Dr. Sean Powers, long-time ADSFR head judge, also shared excellent news about one of Alabama’s most popular inshore species – speckled trout or spotted seatrout if you’re a stickler for official names.
Powers, Director of the Stokes School of Marine and Environmental Sciences at the University of South Alabama (USA), said a recent update to the scientific assessment of the speckled trout population in Alabama waters indicated a thriving fishery.
“It’s good that we’re at the Deep Sea Fishing Rodeo because pretty much everybody goes out for speckled trout and red snapper,” Powers said. “The other categories are popular, but this is really a speckled trout and red snapper rodeo.”

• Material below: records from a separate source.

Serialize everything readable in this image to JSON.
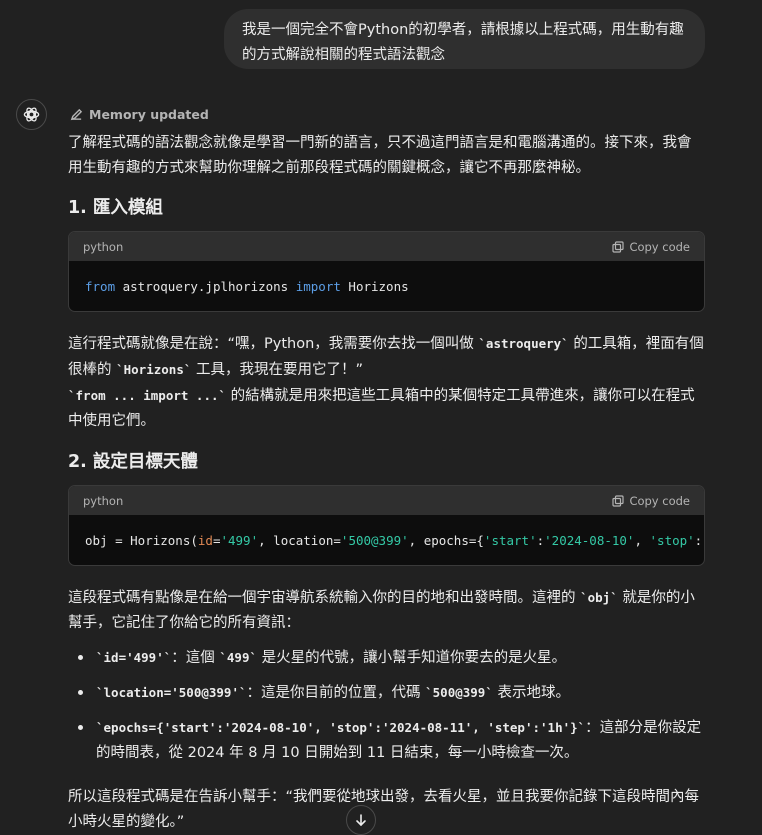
{
  "user_message": "我是一個完全不會Python的初學者，請根據以上程式碼，用生動有趣的方式解說相關的程式語法觀念",
  "memory_label": "Memory updated",
  "intro": "了解程式碼的語法觀念就像是學習一門新的語言，只不過這門語言是和電腦溝通的。接下來，我會用生動有趣的方式來幫助你理解之前那段程式碼的關鍵概念，讓它不再那麼神秘。",
  "section1": {
    "heading": "1. 匯入模組",
    "code_lang": "python",
    "copy_label": "Copy code",
    "code": {
      "kw1": "from",
      "module": " astroquery.jplhorizons ",
      "kw2": "import",
      "name": " Horizons"
    },
    "p1_a": "這行程式碼就像是在說：“嘿，Python，我需要你去找一個叫做",
    "p1_code1": "`astroquery`",
    "p1_b": "的工具箱，裡面有個很棒的",
    "p1_code2": "`Horizons`",
    "p1_c": "工具，我現在要用它了！”",
    "p2_code": "`from ... import ...`",
    "p2_text": "的結構就是用來把這些工具箱中的某個特定工具帶進來，讓你可以在程式中使用它們。"
  },
  "section2": {
    "heading": "2. 設定目標天體",
    "code_lang": "python",
    "copy_label": "Copy code",
    "code": {
      "t1": "obj = Horizons(",
      "a1": "id",
      "t2": "=",
      "s1": "'499'",
      "t3": ", location=",
      "s2": "'500@399'",
      "t4": ", epochs={",
      "s3": "'start'",
      "t5": ":",
      "s4": "'2024-08-10'",
      "t6": ", ",
      "s5": "'stop'",
      "t7": ":"
    },
    "p1_a": "這段程式碼有點像是在給一個宇宙導航系統輸入你的目的地和出發時間。這裡的",
    "p1_code": "`obj`",
    "p1_b": "就是你的小幫手，它記住了你給它的所有資訊：",
    "bullets": [
      {
        "code": "`id='499'`",
        "text_a": "：這個",
        "code2": "`499`",
        "text_b": "是火星的代號，讓小幫手知道你要去的是火星。"
      },
      {
        "code": "`location='500@399'`",
        "text_a": "：這是你目前的位置，代碼",
        "code2": "`500@399`",
        "text_b": "表示地球。"
      },
      {
        "code": "`epochs={'start':'2024-08-10', 'stop':'2024-08-11', 'step':'1h'}`",
        "text_a": "：這部分是你設定的時間表，從 2024 年 8 月 10 日開始到 11 日結束，每一小時檢查一次。",
        "code2": "",
        "text_b": ""
      }
    ],
    "conclusion": "所以這段程式碼是在告訴小幫手：“我們要從地球出發，去看火星，並且我要你記錄下這段時間內每小時火星的變化。”"
  }
}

The Alabama Department of Conservation and Natural Resources’ (ADCNR) Marine Resources Division (MRD) and USA conducted a speckled trout stock assessment five years ago, resulting in a reduction in the bag limit to six fish per person per day with a slot limit of 15 to 22 inches and an exception for one trout over 22 inches.
A recent update of that trout stock assessment indicated the regulation changes were highly effective, according to Powers.
“The original stock assessment said a couple of things – harvest was too high and there weren’t enough larger, older fish in the population,” he said. “We repeated that stock assessment five years later, and the new regulations have reduced the harvest by 50%. Not surprisingly, we now see more older spawners in the population. We also see higher catch per fisherman.
“The stock assessment really backs up what the fishermen have been telling us. From my personal experience, Alabama is one of the few states with a healthy population that is increasing. Louisiana just had to make major regulation changes for seatrout.”
Powers said he was chatting with Capt. Bobby Abruscato, one of the top inshore guides on the Alabama Gulf Coast, about where to go to catch a rodeo-winning speckled trout.
“I asked Bobby where to go to catch a winning trout, Louisiana or where,” Powers said. “He said, ‘Nope, right here.’ He said the Mobile River has some of the biggest trout you’ll see. That’s good to hear from the anglers. That doesn’t mean you’ll always catch speckled trout, but it shows you the science, the regulation changes that had to be made and now the fishermen are proving that.”
Powers credits the change in regulations for people being able to keep six trout and have a fishery that is improving.
“I think a lot of it are the regulations,” he said. “The environment has been good for a few years, kind of like flounder, with really good conditions for recruitment (juvenile fish joining the population). I wouldn’t want to see anything changed in the regulations. I think the slot limit has a lot to do with the increase. I think a slot limit is why redfish is so stable in the region, and I was glad to see the removal of the one fish over 26 inches.”